Thursday, June 18, 2009

Stirring memories

Big Pines Lodge down on Caddo Lake in East Texas burned to the ground recently. The news flooded my brain pan with memories that had been stored away for almost 20 years. It was enough to almost make a grown man cry.

Big Pines Lodge. Great view of the river channel. Incredible catfish served family style. Jalapeno hushpuppies that looked like snake-devils and tasted better than anything offered up the angels. The coldest beer on the planet served in Mason jars. Displays of fishing lures I didn't need but wanted to buy anyway.
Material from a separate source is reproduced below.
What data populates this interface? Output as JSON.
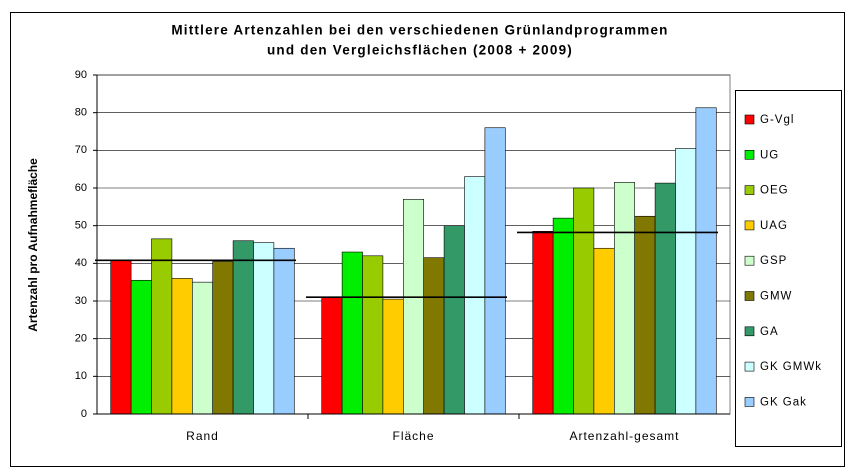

You can forget all that and people would have still showed up. To see and be seen. It was impossible to walk in the front door, saunter pass the fishing tackle and pickled eggs and gimme caps and not see a bevy of people you knew.

It could take a while to mush on through the howdys and the hand-shaking. It was not unlike a murder of politicians descending on a busload of voting virgins. Everybody was glad to see everybody.

One favorite memory: A business acquaintance was taken out to Big Pines for a catfish dinner. The man, a competitive weightlifter from New Jersey, politely declined catfish and ordered a steak with a side order of shrimp.

After a beer or three, this man with a neck the size of a Mac truck tire, started mouthing about how he couldn't fathom how anyone could eat "bottom dwellers" like catfish. "Man," he said in his heavy Joisey accent, "catfish are scum-suckers, eating things on the bottom that other fish wouldn't touch."

He simply wouldn't shut up. It was more than embarrassing.

I finally persuaded him to take a single bite of Big Pines catfish. After having a 16-ounce steak and enough shrimp to feed a homecoming crowd, he ate 12 fillets.

Every Christmas for the next several years, I would get about five pounds of uncooked catfish fillets with hushpuppy makings from Big Pines and ship them to New Jersey (with dry ice, of course).

From a former resident and a person who lives for the resurrection of good memories, please rebuild Big Pines.

Don't try and make it bigger, prettier, better. Just use an old snapshot and follow your heart.